Rosie was driving her Jeep down the our driveway as I was driving up. She flipped it into reverse and glided smoothly back up toward the garage.
You're a good driver,Rose, I said as I got out of my car.
Mamo, can we make cupcakes? A young woman now, Rosie still specializes in the last-minute invitation.
Well, I have a meeting right now, but we can when I finish. About four o'clock. Or we could do it tomorrow. I'm here all day.
I could go and buy what we need. You know, like, cupcake-ness. Rosie knows I'm a sucker for imaginative grammar. I fished around in my purse for a twenty and gave it to her. For some cupcake-ness.
I have loved their words ever since they began to talk. I didn't own a tape recorder when my own were little, but I wrote down all their interesting constructions. I want to go to not Dot's, Rosie's mother used to say when she was tiny and it was time to go to the babysitter -- an interesting placement of the negative, but perfectly clear. Bodder me!!! her little sister would say sternly, glaring at whoever was getting in her space. My granddaughters had a little trouble keeping alliterative words apart: "Aunt Anna" became "Anta," and "SesameStreet" was "Sesameet." They sang along with the radio: a song whose lyric included the phrase "when the living was young" made a lot more sense to them as "lemon and gum," and they sang it over and over. My grandmother name, which was Rosie's to bestow -- the first grandchild gets to name the grandmother -- was "Mamo." Nineteen years later, I am still "Mamo" to the little girls, who are no longer little girls, and to their friends -- and, often, even to their mother.

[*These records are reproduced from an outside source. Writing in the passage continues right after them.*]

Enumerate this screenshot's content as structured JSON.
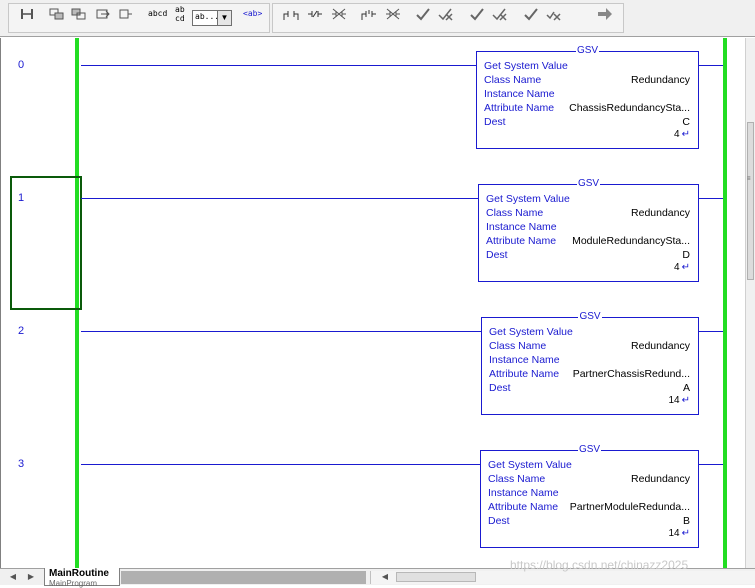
{
  "toolbar": {
    "text_items": [
      "abcd",
      "ab",
      "cd",
      "ab...",
      "<ab>"
    ],
    "edit_value": "ab..."
  },
  "rungs": [
    {
      "number": "0",
      "block": {
        "title": "GSV",
        "name": "Get System Value",
        "class_label": "Class Name",
        "class_value": "Redundancy",
        "instance_label": "Instance Name",
        "instance_value": "",
        "attribute_label": "Attribute Name",
        "attribute_value": "ChassisRedundancySta...",
        "dest_label": "Dest",
        "dest_value": "C",
        "dest_current": "4"
      }
    },
    {
      "number": "1",
      "block": {
        "title": "GSV",
        "name": "Get System Value",
        "class_label": "Class Name",
        "class_value": "Redundancy",
        "instance_label": "Instance Name",
        "instance_value": "",
        "attribute_label": "Attribute Name",
        "attribute_value": "ModuleRedundancySta...",
        "dest_label": "Dest",
        "dest_value": "D",
        "dest_current": "4"
      }
    },
    {
      "number": "2",
      "block": {
        "title": "GSV",
        "name": "Get System Value",
        "class_label": "Class Name",
        "class_value": "Redundancy",
        "instance_label": "Instance Name",
        "instance_value": "",
        "attribute_label": "Attribute Name",
        "attribute_value": "PartnerChassisRedund...",
        "dest_label": "Dest",
        "dest_value": "A",
        "dest_current": "14"
      }
    },
    {
      "number": "3",
      "block": {
        "title": "GSV",
        "name": "Get System Value",
        "class_label": "Class Name",
        "class_value": "Redundancy",
        "instance_label": "Instance Name",
        "instance_value": "",
        "attribute_label": "Attribute Name",
        "attribute_value": "PartnerModuleRedunda...",
        "dest_label": "Dest",
        "dest_value": "B",
        "dest_current": "14"
      }
    }
  ],
  "tab": {
    "routine": "MainRoutine",
    "program": "MainProgram"
  },
  "watermark": "https://blog.csdn.net/chinazz2025",
  "colors": {
    "rail": "#22dd22",
    "wire": "#1a1ad0",
    "selection": "#0a5a0a"
  }
}
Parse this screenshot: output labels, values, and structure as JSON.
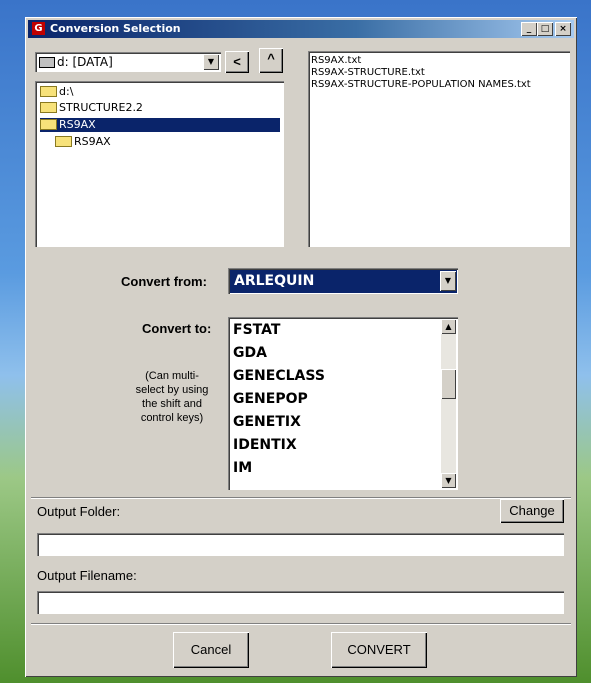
{
  "window": {
    "title": "Conversion Selection",
    "minimize": "_",
    "maximize": "□",
    "close": "×"
  },
  "drive": {
    "label": "d: [DATA]"
  },
  "nav": {
    "back": "<",
    "up": "^"
  },
  "folders": [
    {
      "label": "d:\\"
    },
    {
      "label": "STRUCTURE2.2"
    },
    {
      "label": "RS9AX"
    },
    {
      "label": "RS9AX"
    }
  ],
  "files": [
    {
      "label": "RS9AX.txt"
    },
    {
      "label": "RS9AX-STRUCTURE.txt"
    },
    {
      "label": "RS9AX-STRUCTURE-POPULATION NAMES.txt"
    }
  ],
  "convert_from": {
    "label": "Convert from:",
    "value": "ARLEQUIN"
  },
  "convert_to": {
    "label": "Convert to:",
    "hint": [
      "(Can multi-",
      "select by using",
      "the shift and",
      "control keys)"
    ],
    "options": [
      "FSTAT",
      "GDA",
      "GENECLASS",
      "GENEPOP",
      "GENETIX",
      "IDENTIX",
      "IM"
    ]
  },
  "output_folder": {
    "label": "Output Folder:",
    "change_label": "Change",
    "value": ""
  },
  "output_filename": {
    "label": "Output Filename:",
    "value": ""
  },
  "buttons": {
    "cancel": "Cancel",
    "convert": "CONVERT"
  },
  "icons": [
    "app-icon",
    "drive-icon",
    "folder-icon",
    "chevron-down-icon",
    "back-arrow-icon",
    "up-arrow-icon"
  ]
}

We all have these lists in our memories. A grandmother wrote me yesterday: "The Lord be with you," says her priest, and her grandson knows just how to respond: "And I'll sit with you."
Sounds like a good arrangement. The Lord be with you. And I'll sit with you. We will understand each other, you and I, because we will talk to each other, and we will understand each other in a way much more important than getting every detail 100% right and proper. I will treasure you, every bit of you, even your little quirks-- especially your little quirks. And you will remember mine. And we will remember each other long after we are parted.